C’est super étrange, je viens tout juste de livrer ma chronique du premier album de Coline Rio, qui s’appelle Ce qu’il restera de nous, et là je vois que nouvel opus de Nicolas Poncet alias Gontard commence par Ce qui restera de nous, alors – au-delà de la question syntaxique qui se pose et à laquelle j’ai la flemme de répondre – en bon paranoïaque traducteur du réel fuyant que je suis, je me demande s’il n’est pas temps pour moi de rédiger mon testament : à mon enterrement, couvrez ma tombe de fleurs en plastique, rappelez-vous à quel point j’étais tristement drôle, mettez du Michel Sardou à fond et dansez sur Les lacs du Connerama.

Cet après-midi, tandis que je fumais une énième cigarette au pied de l’immeuble administratif qui me sert d’asile psychiatrique (je ne suis pas à plaindre, je bosse à deux pas de Montorgueil), j’observais une fourgonnette et son conducteur peiner à se garer. Sur le côté de la fourgonnette, un logo : Dépann2000. Et moi, étonné que des entreprises continuent d’adosser à leurs visuels un 2000 depuis longtemps passé et largement dépassé, aux promesses fanées

Je suis mentalement retourné en enfance, à l’époque où les années 2000 étaient encore le futur et présageaient un avenir radieux. Avant, longtemps avant maintenant, 2000 était synonyme de modernité et de progrès et de facilités technologiques inouïes. Le monde allait changer et serait bien meilleur. Dans le passé, le principe du futur, c’était que le futur serait chouette.
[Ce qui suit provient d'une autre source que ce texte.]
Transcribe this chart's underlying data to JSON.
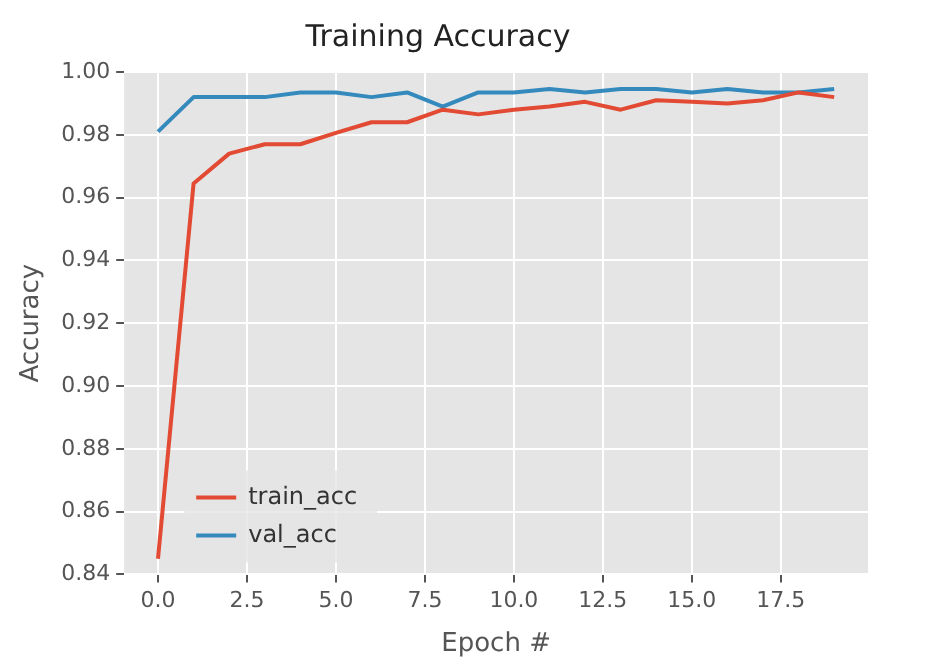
{
  "chart_data": {
    "type": "line",
    "title": "Training Accuracy",
    "xlabel": "Epoch #",
    "ylabel": "Accuracy",
    "x": [
      0,
      1,
      2,
      3,
      4,
      5,
      6,
      7,
      8,
      9,
      10,
      11,
      12,
      13,
      14,
      15,
      16,
      17,
      18,
      19
    ],
    "series": [
      {
        "name": "train_acc",
        "color": "#e24a33",
        "values": [
          0.845,
          0.9645,
          0.974,
          0.977,
          0.977,
          0.9806,
          0.984,
          0.984,
          0.988,
          0.9865,
          0.988,
          0.989,
          0.9905,
          0.988,
          0.991,
          0.9905,
          0.99,
          0.991,
          0.9935,
          0.992
        ]
      },
      {
        "name": "val_acc",
        "color": "#348abd",
        "values": [
          0.981,
          0.992,
          0.992,
          0.992,
          0.9935,
          0.9935,
          0.992,
          0.9935,
          0.989,
          0.9935,
          0.9935,
          0.9946,
          0.9935,
          0.9946,
          0.9946,
          0.9935,
          0.9946,
          0.9935,
          0.9935,
          0.9946
        ]
      }
    ],
    "xlim": [
      -0.95,
      19.95
    ],
    "xticks": [
      {
        "value": 0,
        "label": "0.0"
      },
      {
        "value": 2.5,
        "label": "2.5"
      },
      {
        "value": 5,
        "label": "5.0"
      },
      {
        "value": 7.5,
        "label": "7.5"
      },
      {
        "value": 10,
        "label": "10.0"
      },
      {
        "value": 12.5,
        "label": "12.5"
      },
      {
        "value": 15,
        "label": "15.0"
      },
      {
        "value": 17.5,
        "label": "17.5"
      }
    ],
    "ylim": [
      0.84,
      1.0
    ],
    "yticks": [
      {
        "value": 0.84,
        "label": "0.84"
      },
      {
        "value": 0.86,
        "label": "0.86"
      },
      {
        "value": 0.88,
        "label": "0.88"
      },
      {
        "value": 0.9,
        "label": "0.90"
      },
      {
        "value": 0.92,
        "label": "0.92"
      },
      {
        "value": 0.94,
        "label": "0.94"
      },
      {
        "value": 0.96,
        "label": "0.96"
      },
      {
        "value": 0.98,
        "label": "0.98"
      },
      {
        "value": 1.0,
        "label": "1.00"
      }
    ],
    "grid": true,
    "legend": "bottom left",
    "marker": "none",
    "line_style": "solid"
  }
}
Les yeux dessalés, on en est revenus. Désormais, on a la certitude que le futur sera pourri. Dommage, et certainement la conséquence d’un matraquage permanent diligenté par des élites qui se foutent de tout, à l’image de nos gouvernants, dont la place est depuis longtemps réservée dans le bunker de l’apocalypse finale. Au lieu de chercher des vraies solutions à l’unique vrai problème du monde (la répartition des richesses), les nantis nous préparent à des lendemains dégueulasses, et nous, on se résigne. On se dit que c’est pas de chance, que c’est fatal, qu’on a été vilains, on se stérilise, on bouffe des insectes, on arrête de voter parce que ça ne sert plus à rien, on manifeste dans le vide, on existe pour pas grand-chose et pour personne ; nous sommes devenus la variable d’ajustement des psychopathes qui nous lobotomisent et, en plus, on leur donne raison, tant notre énergie vitale faiblit, décennies après décennies, au profit de désirs débiles et d’accomplissements finis à la pisse.

Les jeunes générations occidentales, au lieu de s’étriper sur le diktat de l’épilation ou la représentation des minorités dans les merdes produites à la chaîne par Disney, feraient mieux de lire Bakounine, Malatesta et Kropotkine. Moi j’ai toujours en tête le criterium de la vérité, tel qu’énoncé par Sully Prudhomme : suis-je prêt à mourir pour mes convictions ? La réponse est non, alors on s’arme mollement, et surtout de mots qui ne servent à rien en dehors des bagarres verbales, dans la perspective de lendemains qui déchantent.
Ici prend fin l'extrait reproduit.